NÍJAR.- Una ruta en bici familiar, juegos populares y las tapas congregan a un gran número de participantes en el penúltimo día de feria
El sábado, nuevamente, ha sido el día grande de la feria de la Villa, dado la asistencia a este evento por todos los vecinos del municipio y de otros puntos de la geografía de la provincia de Almería que no han querido perderse esta cita y que han aprovechado el fin de semana para acudir a este bello pueblo.
La mañana comenzó con una ruta en bicicleta para toda la familia por diversos puntos del pueblo, así padres, madres e hijos recorrían el lugar en un ambiente entrañable y en algunos puntos con un esfuerzo considerable, dadas algunas de las cuestas que había que conseguir superar.
Después, los más pequeños disfrutaban de la multitud de juegos preparados expresamente para ellos en La Glorieta. Diversos talleres de maquillaje, globoflexia o esos de toda la vida, que no se deben olvidar, hacían que los niños y niñas lo pasaran de lo más divertido. Además, la Comisión de Fiestas de este año les hizo entrega de un pequeño obsequio por participar en estos juegos.

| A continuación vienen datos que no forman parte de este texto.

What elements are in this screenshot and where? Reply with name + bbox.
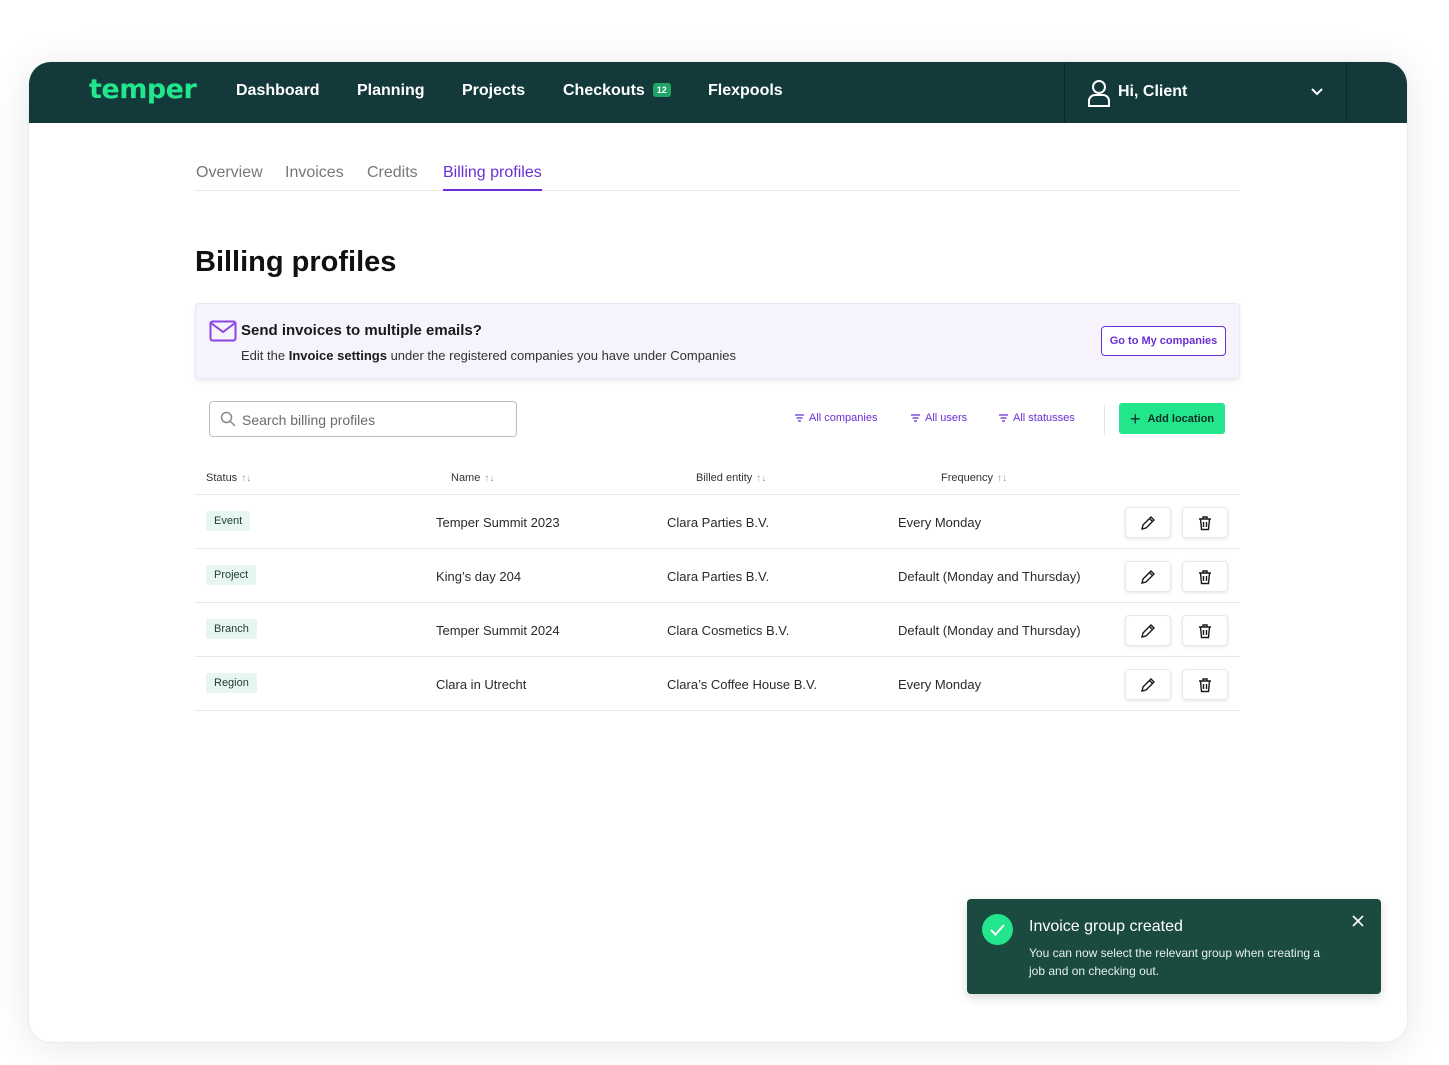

Como siempre, la feria de mediodía siguió con un ambiente inmejorable, en el que familias y amigos se daban cita para degustar un buen plato de la gastronomía del lugar. Charlas y alegría se daban la mano en este ambiente tan festivo, que cada año hace recordar el inicio de esta tradición nijareña.
El mediodía se prolongó bastantes horas, cuando los nijareños tomaban un pequeño descanso para refrescarse y acudir de nuevo a su cita nocturna en la plaza. En este lugar, la orquesta Yumara Show animaba con su música a todos a bailar. Con canciones actuales y de toda la vida se adaptaban a todos los públicos para que la música invitara a todos . Hasta la madrugada la feria estaba de lo más animada, cuando los asistentes se retiraban a descansar brevemente antes de “enfrentarse” al último día de feria que hoy se realiza.